# stingray pleco?



## sublime guy (Mar 28, 2009)

yesterday i bought one at my lfs bc it was a cute little interesting fish and i was looking for a pleco anyway. so i asked the clerk about it and it said that he wont get gimongus like other plecos and that it will do a good job on cleaning up my alegy (which i have a lot of). i went to look up my own info on the pc when i got home but found nothing. can any one tell me what i got.
thx


----------



## lohachata (Jan 27, 2006)

if i am not mistaken....you did not buy a pleco...it may be a hillstream loach...for some reason folks always want to change the common names of fish..most hillstream loaches come from china...like cooler water with a good current........

does it look like any of these fish............................
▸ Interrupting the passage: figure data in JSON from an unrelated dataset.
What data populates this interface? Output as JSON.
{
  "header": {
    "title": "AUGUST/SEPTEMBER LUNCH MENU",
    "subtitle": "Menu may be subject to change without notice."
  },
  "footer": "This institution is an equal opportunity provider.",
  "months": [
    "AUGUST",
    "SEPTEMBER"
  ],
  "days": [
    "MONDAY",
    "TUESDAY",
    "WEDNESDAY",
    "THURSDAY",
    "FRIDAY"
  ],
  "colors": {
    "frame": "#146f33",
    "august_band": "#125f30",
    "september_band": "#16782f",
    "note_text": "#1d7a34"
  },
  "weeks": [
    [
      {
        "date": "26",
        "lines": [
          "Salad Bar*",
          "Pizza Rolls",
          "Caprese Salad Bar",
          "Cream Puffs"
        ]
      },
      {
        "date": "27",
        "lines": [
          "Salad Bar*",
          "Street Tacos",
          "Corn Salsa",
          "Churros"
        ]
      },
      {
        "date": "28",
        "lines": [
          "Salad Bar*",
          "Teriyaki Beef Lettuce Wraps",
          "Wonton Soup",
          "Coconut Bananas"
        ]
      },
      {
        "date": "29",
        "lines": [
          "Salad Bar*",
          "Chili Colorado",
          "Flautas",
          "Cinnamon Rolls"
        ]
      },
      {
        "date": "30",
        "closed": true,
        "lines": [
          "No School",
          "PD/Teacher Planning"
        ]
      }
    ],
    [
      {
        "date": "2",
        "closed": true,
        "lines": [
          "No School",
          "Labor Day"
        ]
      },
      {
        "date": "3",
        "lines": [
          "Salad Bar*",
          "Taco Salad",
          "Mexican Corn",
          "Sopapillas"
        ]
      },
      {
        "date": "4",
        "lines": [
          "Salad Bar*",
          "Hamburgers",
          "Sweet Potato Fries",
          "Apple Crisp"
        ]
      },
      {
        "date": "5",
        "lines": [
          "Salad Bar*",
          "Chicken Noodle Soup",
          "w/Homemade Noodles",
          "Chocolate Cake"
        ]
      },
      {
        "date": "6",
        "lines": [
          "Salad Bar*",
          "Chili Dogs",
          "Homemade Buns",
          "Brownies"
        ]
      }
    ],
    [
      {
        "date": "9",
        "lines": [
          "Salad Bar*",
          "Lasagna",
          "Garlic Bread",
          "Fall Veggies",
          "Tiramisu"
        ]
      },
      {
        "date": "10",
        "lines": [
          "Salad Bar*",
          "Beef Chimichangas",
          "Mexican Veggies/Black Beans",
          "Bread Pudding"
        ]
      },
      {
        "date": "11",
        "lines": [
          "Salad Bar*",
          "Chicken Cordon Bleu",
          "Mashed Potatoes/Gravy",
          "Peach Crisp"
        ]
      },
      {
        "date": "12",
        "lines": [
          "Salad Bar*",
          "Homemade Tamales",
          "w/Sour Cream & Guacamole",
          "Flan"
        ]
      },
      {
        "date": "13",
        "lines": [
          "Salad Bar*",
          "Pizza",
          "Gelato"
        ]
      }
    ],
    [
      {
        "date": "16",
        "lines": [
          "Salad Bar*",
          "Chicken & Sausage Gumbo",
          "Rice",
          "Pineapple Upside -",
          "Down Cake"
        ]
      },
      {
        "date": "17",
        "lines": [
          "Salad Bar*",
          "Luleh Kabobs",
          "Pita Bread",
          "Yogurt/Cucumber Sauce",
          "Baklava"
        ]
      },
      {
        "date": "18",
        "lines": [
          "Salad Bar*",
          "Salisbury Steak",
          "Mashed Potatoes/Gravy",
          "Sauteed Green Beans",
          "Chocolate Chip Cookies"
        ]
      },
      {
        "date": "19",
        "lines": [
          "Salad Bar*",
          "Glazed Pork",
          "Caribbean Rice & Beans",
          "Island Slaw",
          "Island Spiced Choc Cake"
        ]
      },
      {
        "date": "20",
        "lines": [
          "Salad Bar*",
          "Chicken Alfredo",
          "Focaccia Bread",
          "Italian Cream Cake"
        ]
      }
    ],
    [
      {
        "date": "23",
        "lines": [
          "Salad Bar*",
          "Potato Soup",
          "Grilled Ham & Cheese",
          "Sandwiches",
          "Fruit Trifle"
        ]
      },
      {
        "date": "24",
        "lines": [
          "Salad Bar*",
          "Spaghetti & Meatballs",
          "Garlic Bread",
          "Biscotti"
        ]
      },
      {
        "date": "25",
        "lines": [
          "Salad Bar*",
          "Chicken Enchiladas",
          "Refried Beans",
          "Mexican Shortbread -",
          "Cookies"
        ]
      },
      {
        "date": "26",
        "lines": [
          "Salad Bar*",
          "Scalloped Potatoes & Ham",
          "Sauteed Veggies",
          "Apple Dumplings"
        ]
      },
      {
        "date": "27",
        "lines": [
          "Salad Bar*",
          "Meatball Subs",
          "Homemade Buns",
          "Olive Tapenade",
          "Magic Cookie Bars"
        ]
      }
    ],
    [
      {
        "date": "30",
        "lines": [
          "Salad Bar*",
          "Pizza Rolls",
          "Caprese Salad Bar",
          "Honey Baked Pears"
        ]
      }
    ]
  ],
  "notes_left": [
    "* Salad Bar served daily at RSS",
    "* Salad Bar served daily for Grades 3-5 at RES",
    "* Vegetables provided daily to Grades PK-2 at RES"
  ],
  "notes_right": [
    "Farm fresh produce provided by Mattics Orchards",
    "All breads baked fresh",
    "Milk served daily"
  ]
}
http://images.google.com/images?q=h...&sa=X&oi=image_result_group&ct=title&resnum=4


----------



## Obsidian (May 20, 2007)

Is this your fish? http://www.aquariumlife.net/profiles/asian-loaches/stingray-pleco/100153.asp

That is what I get when I search stingray pleoc, but of course that really is a hillstream loach. 

Powerhead


----------



## lohachata (Jan 27, 2006)

what idiots...hillstream loaches are not even related to plecos outside of them both being fish..


----------



## sublime guy (Mar 28, 2009)

yes all these links led to the fish i bought thx
and in there defense it does look like a pleco


----------



## lohachata (Jan 27, 2006)

no defense guy... i may look like a nice guy.... but i am not..


----------



## N0z (Jun 3, 2009)

lol my local fish shop calls them butterfly plecs, wow , how dumb can fish dealers get ?


----------



## lohachata (Jan 27, 2006)

here is another little tidbit about hillstream loaches..
last year i had gotten a few because i thought they were interesting and i had never kept them before...i did a bit of research on them and figured i could provide proper care.... what i didn't find was that they will kill and eat small bottom feeding fish..
i put them in a tank of baby bushynose plecos about 1 inch long...a few weeks later i was checking how many pleco fry i had that i could ship to a friend...i knew the spawn was about 75 ; but when i looked in the tank there were less than half that many..i started wondering how i could lose that many...
so i was sitting there watching the tank when one of the loaches swoops down from the side of the tank and lands on top of a pleco..shortly after the baby was gone..i pulled the loaches and put them in another tank until i could get rid of them..
i will never own another..


----------



## sublime guy (Mar 28, 2009)

so ur saying that they will eat any fish smaller than an inch like my bumbble bee gobys and my male endlers


----------



## lohachata (Jan 27, 2006)

they may not bother the endlers because they occupy the upper areas... but ; yes they may go after the gobies....


----------



## N0z (Jun 3, 2009)

i had many hillstream loaches and never had problems with my other fish


----------